State auditors also said that the procurement of the advertising service was not even included in the Annual Procurement Plan of the TPB and therefore not in accordance with Section 7.2 of RA 9184.

State auditors also took note of how two prospective bidders – the advertising consultant that bagged the project and another bidder – were declared ineligible. Yet the Special Bids and Awards Committee declared both as shortlisted bidders and eventually issued a Notice of Award to the winning advertising consultant.

“TPB entered into an advertising services contract with the advertising consultant, despite its ineligibility, together with its renewal and amendments, without securing first the approval of the Board of Directors. The advertising contract was ratified only by the TPB Board of Directors on June 19, 2014,” the COA report stated.

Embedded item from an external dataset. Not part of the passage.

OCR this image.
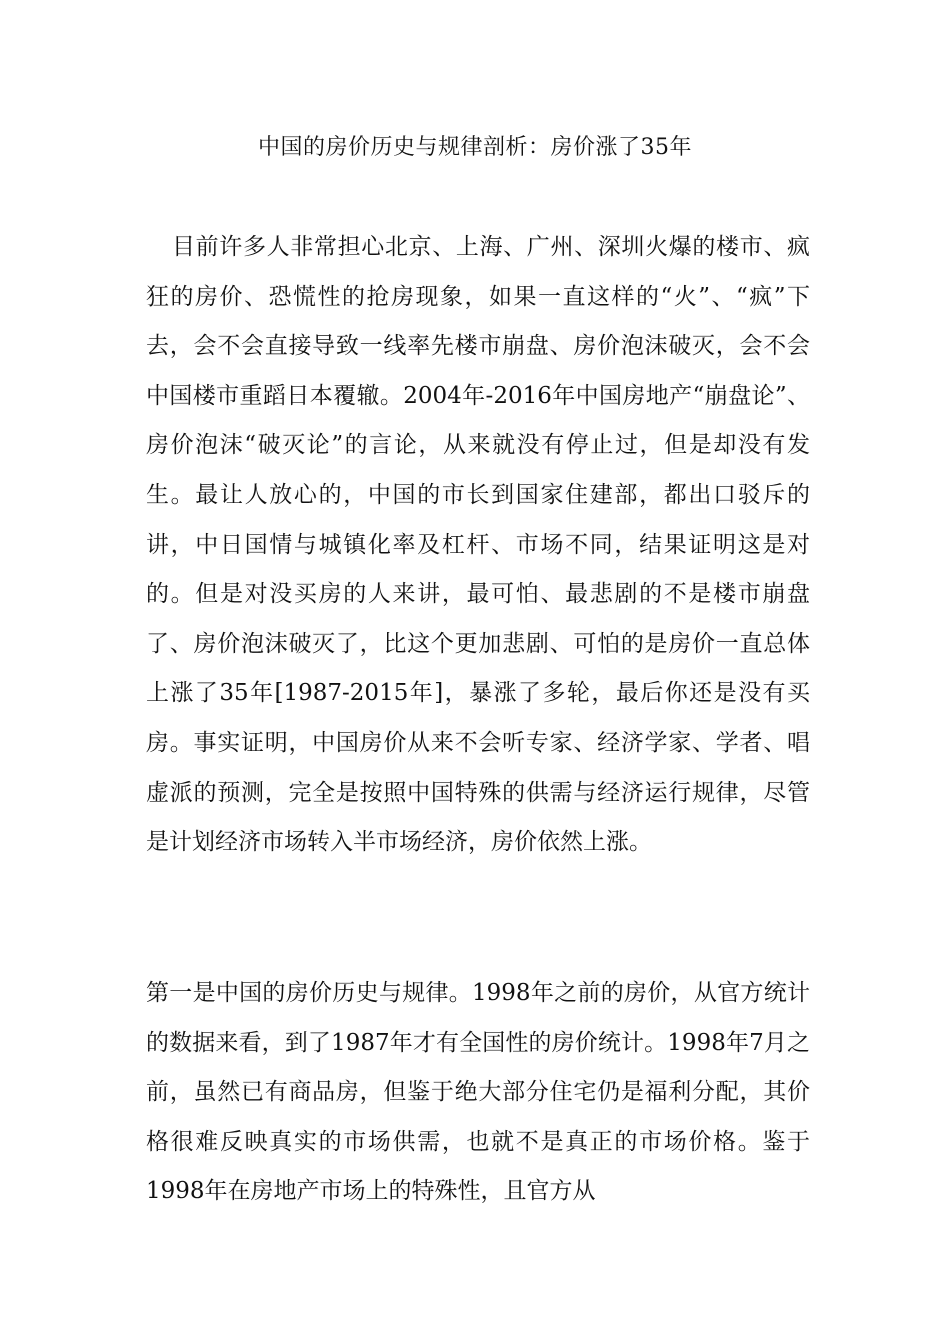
中国的房价历史与规律剖析：房价涨了35年

目前许多人非常担心北京、上海、广州、深圳火爆的楼市、疯狂的房价、恐慌性的抢房现象，如果一直这样的“火”、“疯”下去，会不会直接导致一线率先楼市崩盘、房价泡沫破灭，会不会中国楼市重蹈日本覆辙。2004年-2016年中国房地产“崩盘论”、房价泡沫“破灭论”的言论，从来就没有停止过，但是却没有发生。最让人放心的，中国的市长到国家住建部，都出口驳斥的讲，中日国情与城镇化率及杠杆、市场不同，结果证明这是对的。但是对没买房的人来讲，最可怕、最悲剧的不是楼市崩盘了、房价泡沫破灭了，比这个更加悲剧、可怕的是房价一直总体上涨了35年[1987-2015年]，暴涨了多轮，最后你还是没有买房。事实证明，中国房价从来不会听专家、经济学家、学者、唱虚派的预测，完全是按照中国特殊的供需与经济运行规律，尽管是计划经济市场转入半市场经济，房价依然上涨。

第一是中国的房价历史与规律。1998年之前的房价，从官方统计的数据来看，到了1987年才有全国性的房价统计。1998年7月之前，虽然已有商品房，但鉴于绝大部分住宅仍是福利分配，其价格很难反映真实的市场供需，也就不是真正的市场价格。鉴于1998年在房地产市场上的特殊性，且官方从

The audit team further pointed out that the advertising services were implemented through a multi-year contract without the authority of the Department of Budget and Management, contrary to Section 21 of the General Provisions of RA 10155 or the General Appropriations Act of 2012 and DBM Circular Letter No. 2004-12 dated Oct. 27, 2004.

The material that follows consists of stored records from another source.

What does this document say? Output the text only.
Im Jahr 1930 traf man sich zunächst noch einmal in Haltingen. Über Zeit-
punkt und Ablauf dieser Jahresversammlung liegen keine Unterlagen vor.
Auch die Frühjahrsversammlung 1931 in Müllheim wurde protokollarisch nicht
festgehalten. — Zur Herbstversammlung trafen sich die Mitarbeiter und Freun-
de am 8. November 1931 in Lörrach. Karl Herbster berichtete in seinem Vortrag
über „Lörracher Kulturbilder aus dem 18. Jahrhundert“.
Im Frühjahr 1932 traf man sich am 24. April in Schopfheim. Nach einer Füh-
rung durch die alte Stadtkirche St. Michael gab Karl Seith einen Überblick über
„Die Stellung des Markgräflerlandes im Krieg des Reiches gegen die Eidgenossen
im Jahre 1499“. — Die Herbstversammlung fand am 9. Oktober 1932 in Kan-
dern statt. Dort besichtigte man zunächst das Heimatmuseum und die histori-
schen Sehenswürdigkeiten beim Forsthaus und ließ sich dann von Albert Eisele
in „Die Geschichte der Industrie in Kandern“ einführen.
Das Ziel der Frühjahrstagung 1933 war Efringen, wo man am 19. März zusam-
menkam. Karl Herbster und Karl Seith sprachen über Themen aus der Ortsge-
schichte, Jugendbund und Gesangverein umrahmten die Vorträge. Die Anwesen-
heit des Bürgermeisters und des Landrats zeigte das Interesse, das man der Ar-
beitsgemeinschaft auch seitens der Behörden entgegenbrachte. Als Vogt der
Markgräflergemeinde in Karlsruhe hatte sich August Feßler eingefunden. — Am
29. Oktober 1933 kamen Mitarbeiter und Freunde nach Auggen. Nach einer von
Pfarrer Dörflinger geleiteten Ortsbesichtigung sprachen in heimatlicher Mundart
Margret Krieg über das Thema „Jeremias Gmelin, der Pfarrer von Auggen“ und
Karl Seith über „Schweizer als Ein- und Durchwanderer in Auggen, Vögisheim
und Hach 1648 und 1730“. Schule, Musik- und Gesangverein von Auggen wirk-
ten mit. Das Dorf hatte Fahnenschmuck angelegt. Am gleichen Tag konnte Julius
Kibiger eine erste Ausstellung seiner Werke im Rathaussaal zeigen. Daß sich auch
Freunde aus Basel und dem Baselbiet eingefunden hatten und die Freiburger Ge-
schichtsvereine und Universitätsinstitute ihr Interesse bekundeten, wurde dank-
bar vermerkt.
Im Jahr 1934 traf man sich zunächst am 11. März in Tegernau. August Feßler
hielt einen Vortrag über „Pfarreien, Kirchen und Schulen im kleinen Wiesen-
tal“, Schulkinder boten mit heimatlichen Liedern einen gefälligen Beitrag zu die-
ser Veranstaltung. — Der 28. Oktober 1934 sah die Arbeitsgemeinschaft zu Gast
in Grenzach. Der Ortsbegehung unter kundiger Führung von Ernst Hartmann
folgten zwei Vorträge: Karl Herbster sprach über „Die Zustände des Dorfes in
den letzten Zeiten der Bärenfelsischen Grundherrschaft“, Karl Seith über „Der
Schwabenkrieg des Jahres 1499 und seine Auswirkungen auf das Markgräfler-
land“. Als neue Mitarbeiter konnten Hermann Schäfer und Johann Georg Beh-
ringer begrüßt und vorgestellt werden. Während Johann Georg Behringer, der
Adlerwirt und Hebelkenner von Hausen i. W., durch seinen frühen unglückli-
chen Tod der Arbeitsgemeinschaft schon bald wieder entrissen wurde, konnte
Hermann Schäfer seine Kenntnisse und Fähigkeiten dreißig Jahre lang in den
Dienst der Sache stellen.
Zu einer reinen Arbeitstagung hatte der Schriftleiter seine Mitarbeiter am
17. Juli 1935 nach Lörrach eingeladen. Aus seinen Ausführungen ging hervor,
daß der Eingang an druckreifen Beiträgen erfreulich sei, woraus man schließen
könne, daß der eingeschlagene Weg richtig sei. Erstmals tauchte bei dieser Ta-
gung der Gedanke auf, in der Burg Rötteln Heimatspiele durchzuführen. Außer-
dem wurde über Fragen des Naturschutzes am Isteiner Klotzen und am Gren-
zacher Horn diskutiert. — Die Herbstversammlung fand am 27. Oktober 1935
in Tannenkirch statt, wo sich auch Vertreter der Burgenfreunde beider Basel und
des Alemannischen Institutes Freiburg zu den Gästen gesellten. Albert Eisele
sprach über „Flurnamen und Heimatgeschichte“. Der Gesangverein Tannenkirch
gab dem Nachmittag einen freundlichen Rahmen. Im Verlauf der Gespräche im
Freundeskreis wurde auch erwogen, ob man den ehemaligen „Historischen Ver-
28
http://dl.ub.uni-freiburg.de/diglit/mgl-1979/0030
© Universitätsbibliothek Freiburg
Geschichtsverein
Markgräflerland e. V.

The circular letter provided that no agency shall enter into a multi-year contract without securing a Multi-year Obligational Authority (MYOA). 

The renewal and extension of contract were also not within the approved budget in violation of Sections 6.1.1 and 7 of RA 9184 and the revised implementing rules and regulations.

“The renewal and extension of the contract was not done through public bidding, although the amount was over and above the original service contract of P199.95 million, contrary to Section 4 – Adjacent or Contiguous of Section 53 on Negotiated Procurement of RA 9184, which allows negotiated contracts, provided that the contractor uses the same price or lower unit prices on the original contract,” the COA report said.

“The automatic renewal of the contract was meant to do away with competition through public bidding, which aims to protect the public interest or the very purpose of Republic Act 9184,” it added.